Sur les 13 millions de répondants, 613.000 personnes ont été reconnues responsables. 1.600 personnes ont fait partie de la catégorie des principaux coupables. Les personnes soumises à la procédure de dénazification ont dû fournir des dépositions des témoins confirmant «l’impeccabilité du comportement politique de l’accusé et son mode de vie de vrai chrétien.» Ces témoignages ont été baptisés «persilschein», du nom du détergent à lessive de la marque Persil. Ce terme, devenu un nom commun, figure aujourd’hui dans les dictionnaires.

De nombreux représentants des élites allemandes ont réussi à éviter la dénazification, nonobstant la gravité des actes qu’ils avaient commis. Cependant, les individus ayant commis des crimes les plus odieux ont été jugés et punis.
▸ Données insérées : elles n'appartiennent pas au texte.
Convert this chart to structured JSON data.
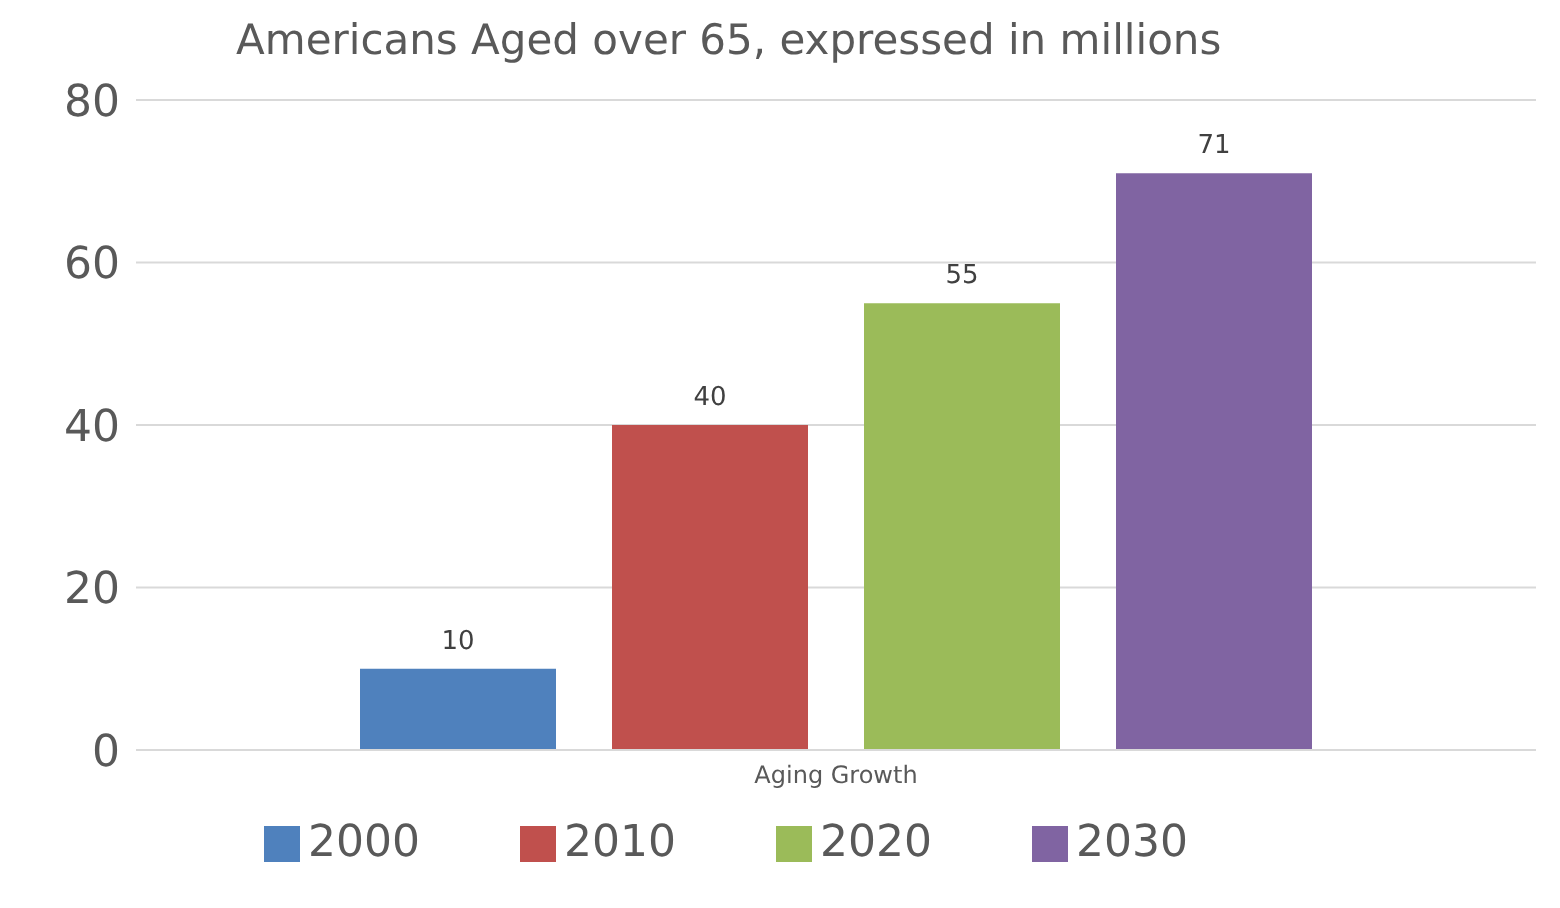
{
  "chart_data": {
    "type": "bar",
    "title": "Americans Aged over 65, expressed in millions",
    "categories": [
      "Aging Growth"
    ],
    "series": [
      {
        "name": "2000",
        "color": "#4f81bd",
        "values": [
          10
        ]
      },
      {
        "name": "2010",
        "color": "#c0504d",
        "values": [
          40
        ]
      },
      {
        "name": "2020",
        "color": "#9bbb59",
        "values": [
          55
        ]
      },
      {
        "name": "2030",
        "color": "#8064a2",
        "values": [
          71
        ]
      }
    ],
    "ylim": [
      0,
      80
    ],
    "yticks": [
      0,
      20,
      40,
      60,
      80
    ],
    "grid": "y",
    "legend": "bottom",
    "data_labels": true
  }
}
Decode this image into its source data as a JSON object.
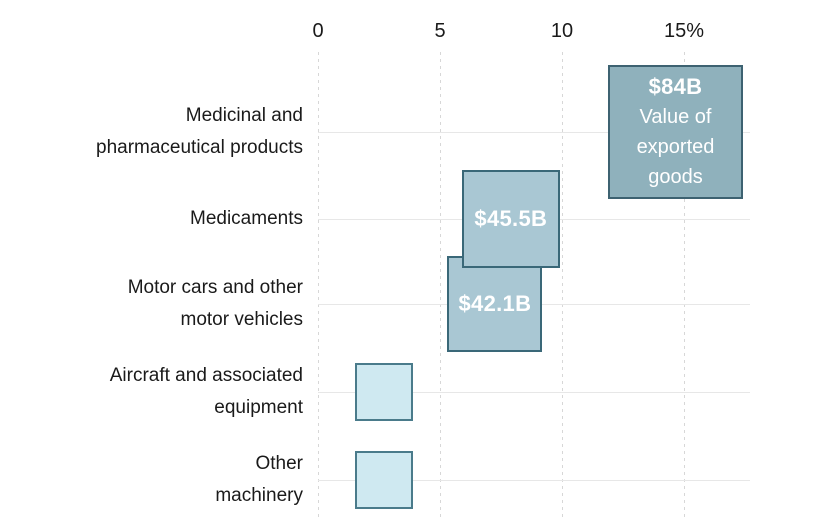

La loi étant jugée insuffisamment efficace, le 12 octobre 1946, le Conseil de contrôle allié a publié la directive n° 38 sur l’arrestation et la punition des criminels de guerre, des nazis et des militaristes, ainsi que sur l’internement, le contrôle et la surveillance des Allemands potentiellement dangereux.


Source:
Evguénia Lezina, Dénazification de l’Allemagne de l’Ouest: 70 ans de la fin du programme, Bulletin d’opinion publique, n° 3-4 (127), 2018.